Under this way of thinking, the primacy of the market approach is mostly due to its superior performance in a given period against given opposition . Is it possible that Mises’ market has now become Mantra?
It is not as though the market is a perfect mechanism. Even supporters recognize that there are limitations to its working perfectly. Maybe big data is not an enemy of the market but an ally. Yue suggests that the futurist view is that it “we can finally achieve a planned economy.” Maybe some hold to that rigid formulation but Ma himself (in this admittedly bad translation) seems to have a more modest view: that the planned economy will become “increasingly large” and that we will have a “new theory” on it. That seems compatible with a certain measure of co-existence with human preferences in action.
Consider also Ma’s separate reflections on Asian modes of thought relative to Western modes.
I said, I have read the Bible six times, after reading I understand the difference between the West and the East, the West pay attention to black and white, or black or white, or you believe me or do not believe me, and oriental culture stress integration , Taoist emphasis on the integration of black and white rather confrontation.
In this regard it may make sense to make a distinction between a command economy and what Ma refers to as a planned one. In our experience there is not much of a distinction. When you plan you plan from the top. That suggests command, and command will fail because it is too thin a reed on which to rest large and complex systems. But does planning need to denote command?
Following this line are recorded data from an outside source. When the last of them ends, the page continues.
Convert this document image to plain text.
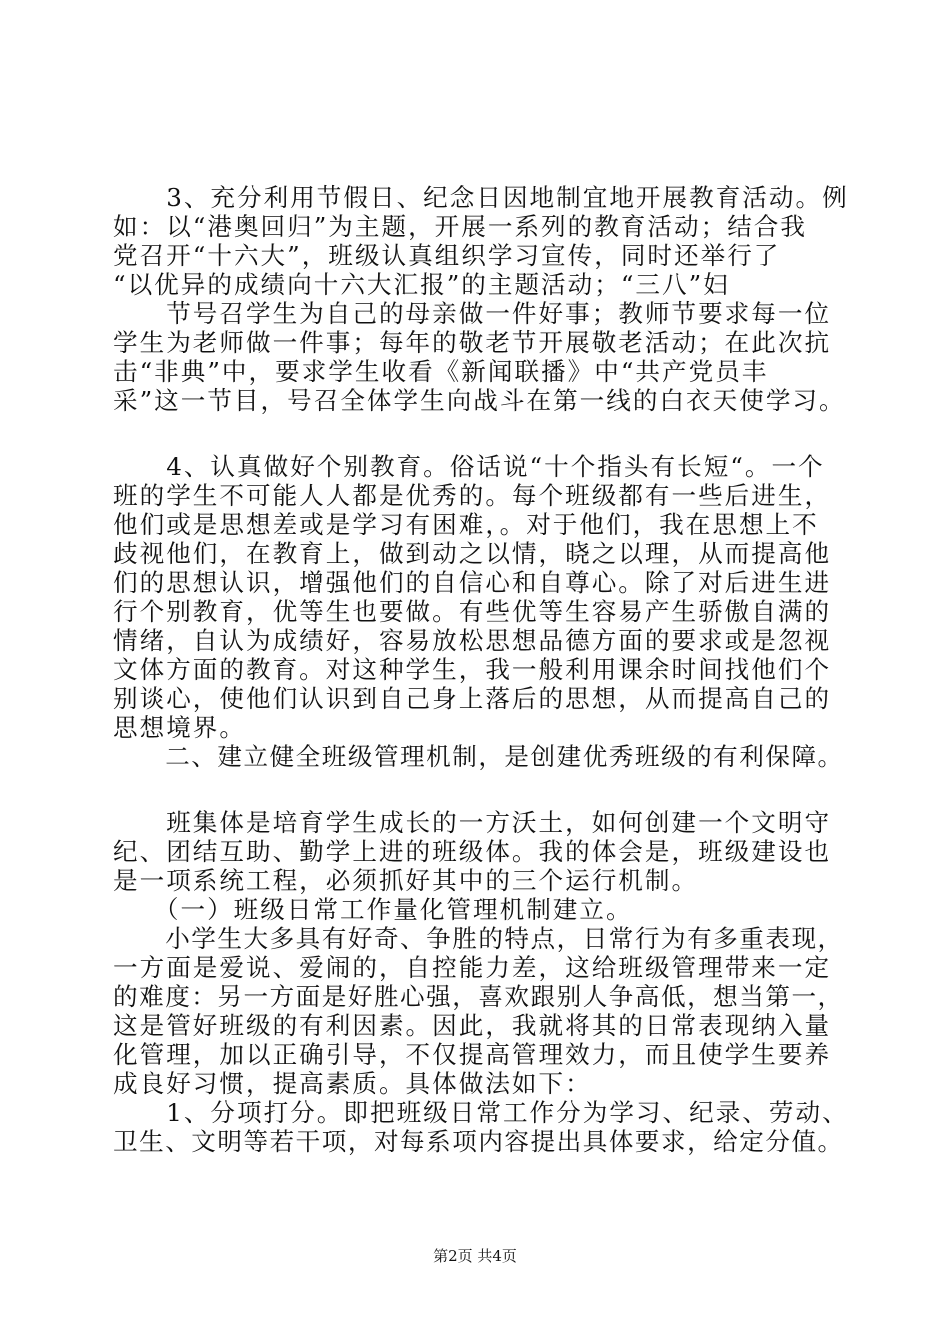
　　3、充分利用节假日、纪念日因地制宜地开展教育活动。例

如：以“港奥回归”为主题，开展一系列的教育活动；结合我

党召开“十六大”，班级认真组织学习宣传，同时还举行了

“以优异的成绩向十六大汇报”的主题活动；“三八”妇

　　节号召学生为自己的母亲做一件好事；教师节要求每一位

学生为老师做一件事；每年的敬老节开展敬老活动；在此次抗

击“非典”中，要求学生收看《新闻联播》中“共产党员丰

采”这一节目，号召全体学生向战斗在第一线的白衣天使学习。

　　4、认真做好个别教育。俗话说“十个指头有长短“。一个

班的学生不可能人人都是优秀的。每个班级都有一些后进生，

他们或是思想差或是学习有困难，。对于他们，我在思想上不

歧视他们，在教育上，做到动之以情，晓之以理，从而提高他

们的思想认识，增强他们的自信心和自尊心。除了对后进生进

行个别教育，优等生也要做。有些优等生容易产生骄傲自满的

情绪，自认为成绩好，容易放松思想品德方面的要求或是忽视

文体方面的教育。对这种学生，我一般利用课余时间找他们个

别谈心，使他们认识到自己身上落后的思想，从而提高自己的

思想境界。

　　二、建立健全班级管理机制，是创建优秀班级的有利保障。

　　班集体是培育学生成长的一方沃土，如何创建一个文明守

纪、团结互助、勤学上进的班级体。我的体会是，班级建设也

是一项系统工程，必须抓好其中的三个运行机制。

　　（一）班级日常工作量化管理机制建立。

　　小学生大多具有好奇、争胜的特点，日常行为有多重表现，

一方面是爱说、爱闹的，自控能力差，这给班级管理带来一定

的难度：另一方面是好胜心强，喜欢跟别人争高低，想当第一，

这是管好班级的有利因素。因此，我就将其的日常表现纳入量

化管理，加以正确引导，不仅提高管理效力，而且使学生要养

成良好习惯，提高素质。具体做法如下：

　　1、分项打分。即把班级日常工作分为学习、纪录、劳动、

卫生、文明等若干项，对每系项内容提出具体要求，给定分值。

第2页 共4页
I think Sailer is right that our minds–at least our Western minds–resist marginal thinking. They also resist being able to embrace the complexity of systems. We think: what is the cause and what is the effect? Can I do a statistical analysis that demonstrates the arrow of causality?
Any integrated system is not just bottom-up. It is, in the words of computing, distributed. Consumer preferences are a key component to an economic system but the system can nonetheless be envisioned as an integrated (though still inherently unstable and dynamic) system. Is there a role for big data in there? Might that role not get appreciably larger as conditions change?
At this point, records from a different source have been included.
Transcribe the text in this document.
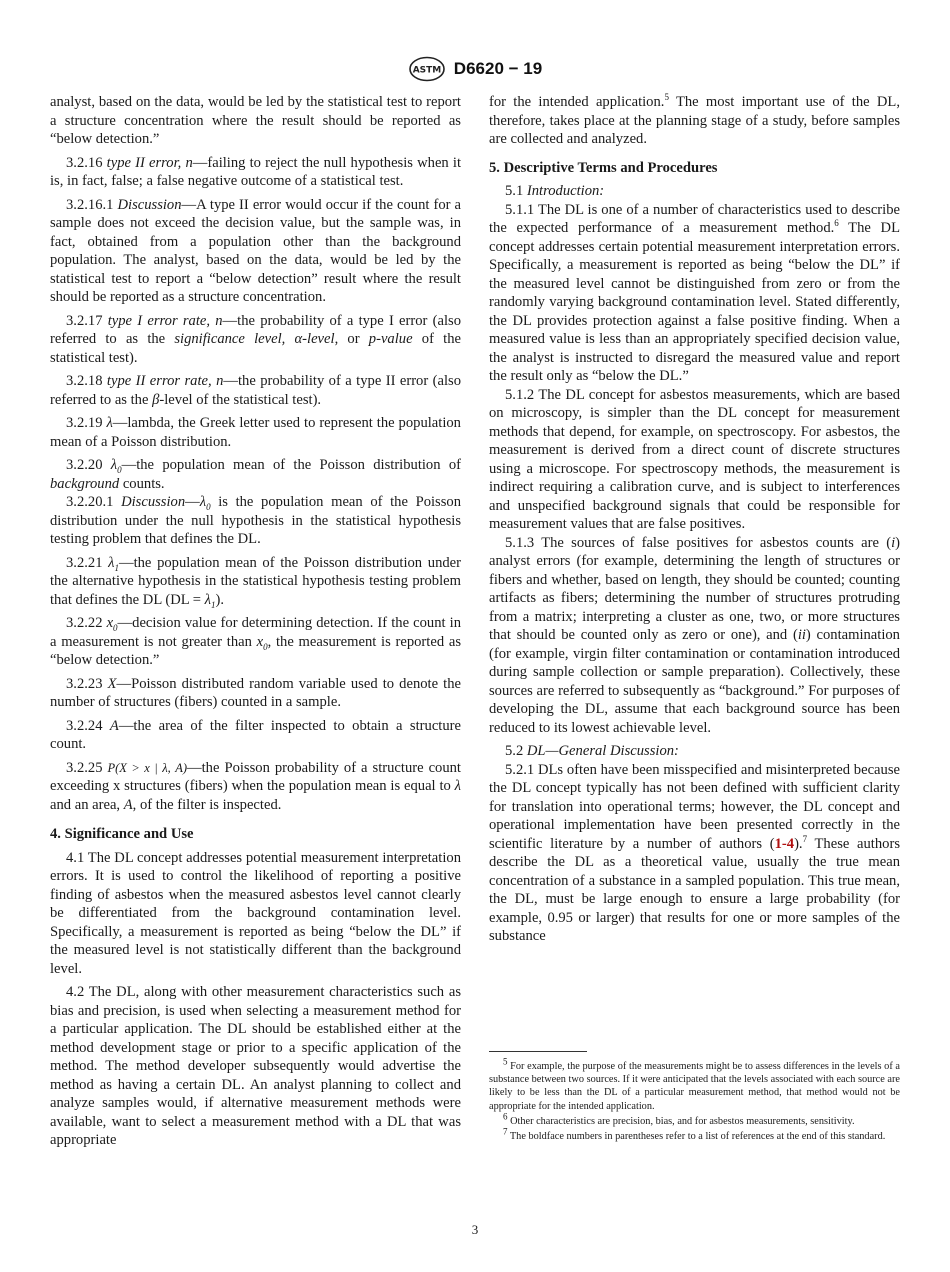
ASTM D6620 − 19

analyst, based on the data, would be led by the statistical test to report a structure concentration where the result should be reported as “below detection.”

3.2.16 type II error, n—failing to reject the null hypothesis when it is, in fact, false; a false negative outcome of a statistical test.

3.2.16.1 Discussion—A type II error would occur if the count for a sample does not exceed the decision value, but the sample was, in fact, obtained from a population other than the background population. The analyst, based on the data, would be led by the statistical test to report a “below detection” result where the result should be reported as a structure concentration.

3.2.17 type I error rate, n—the probability of a type I error (also referred to as the significance level, α-level, or p-value of the statistical test).

3.2.18 type II error rate, n—the probability of a type II error (also referred to as the β-level of the statistical test).

3.2.19 λ—lambda, the Greek letter used to represent the population mean of a Poisson distribution.

3.2.20 $\lambda_0—the$ population mean of the Poisson distribution of background counts.

3.2.20.1 $Discussion—\lambda_0$ is the population mean of the Poisson distribution under the null hypothesis in the statistical hypothesis testing problem that defines the DL.

3.2.21 $\lambda_1—the$ population mean of the Poisson distribution under the alternative hypothesis in the statistical hypothesis testing problem that defines the DL $(DL = \lambda_1)$.

3.2.22 $x_0—decision$ value for determining detection. If the count in a measurement is not greater than $x_0$, the measurement is reported as “below detection.”

3.2.23 X—Poisson distributed random variable used to denote the number of structures (fibers) counted in a sample.

3.2.24 A—the area of the filter inspected to obtain a structure count.

3.2.25 P(X > x | λ, A)—the Poisson probability of a structure count exceeding x structures (fibers) when the population mean is equal to λ and an area, A, of the filter is inspected.

4. Significance and Use

4.1 The DL concept addresses potential measurement interpretation errors. It is used to control the likelihood of reporting a positive finding of asbestos when the measured asbestos level cannot clearly be differentiated from the background contamination level. Specifically, a measurement is reported as being “below the DL” if the measured level is not statistically different than the background level.

4.2 The DL, along with other measurement characteristics such as bias and precision, is used when selecting a measurement method for a particular application. The DL should be established either at the method development stage or prior to a specific application of the method. The method developer subsequently would advertise the method as having a certain DL. An analyst planning to collect and analyze samples would, if alternative measurement methods were available, want to select a measurement method with a DL that was appropriate

for the intended application.$^5$ The most important use of the DL, therefore, takes place at the planning stage of a study, before samples are collected and analyzed.

5. Descriptive Terms and Procedures

5.1 Introduction:

5.1.1 The DL is one of a number of characteristics used to describe the expected performance of a measurement method.$^6$ The DL concept addresses certain potential measurement interpretation errors. Specifically, a measurement is reported as being “below the DL” if the measured level cannot be distinguished from zero or from the randomly varying background contamination level. Stated differently, the DL provides protection against a false positive finding. When a measured value is less than an appropriately specified decision value, the analyst is instructed to disregard the measured value and report the result only as “below the DL.”

5.1.2 The DL concept for asbestos measurements, which are based on microscopy, is simpler than the DL concept for measurement methods that depend, for example, on spectroscopy. For asbestos, the measurement is derived from a direct count of discrete structures using a microscope. For spectroscopy methods, the measurement is indirect requiring a calibration curve, and is subject to interferences and unspecified background signals that could be responsible for measurement values that are false positives.

5.1.3 The sources of false positives for asbestos counts are (i) analyst errors (for example, determining the length of structures or fibers and whether, based on length, they should be counted; counting artifacts as fibers; determining the number of structures protruding from a matrix; interpreting a cluster as one, two, or more structures that should be counted only as zero or one), and (ii) contamination (for example, virgin filter contamination or contamination introduced during sample collection or sample preparation). Collectively, these sources are referred to subsequently as “background.” For purposes of developing the DL, assume that each background source has been reduced to its lowest achievable level.

5.2 DL—General Discussion:

5.2.1 DLs often have been misspecified and misinterpreted because the DL concept typically has not been defined with sufficient clarity for translation into operational terms; however, the DL concept and operational implementation have been presented correctly in the scientific literature by a number of authors (1-4).$^7$ These authors describe the DL as a theoretical value, usually the true mean concentration of a substance in a sampled population. This true mean, the DL, must be large enough to ensure a large probability (for example, 0.95 or larger) that results for one or more samples of the substance

$^5$ For example, the purpose of the measurements might be to assess differences in the levels of a substance between two sources. If it were anticipated that the levels associated with each source are likely to be less than the DL of a particular measurement method, that method would not be appropriate for the intended application.

$^6$ Other characteristics are precision, bias, and for asbestos measurements, sensitivity.

$^7$ The boldface numbers in parentheses refer to a list of references at the end of this standard.

3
Then there is the always pesky problem of what consumer preferences actually reveal. What they reveal is a pretty narrow thing when you consider the totality of human existence: what purchases to make under conditions of scarcity occasioned by the presence of money.
Maybe that’s as good as it gets. Yue quotes Mises approvingly:
One cannot add up values or valuations. One can add up prices expressed in terms of money, but not scales of preference.
As Yue comments:
The role of prices in the market economy is unique because money prices offer an indispensable tool in economic calculation.
As Mises’s own comment seems to indicate there is a world of preference out there that goes beyond “prices”. But they can’t be captured. Or can they?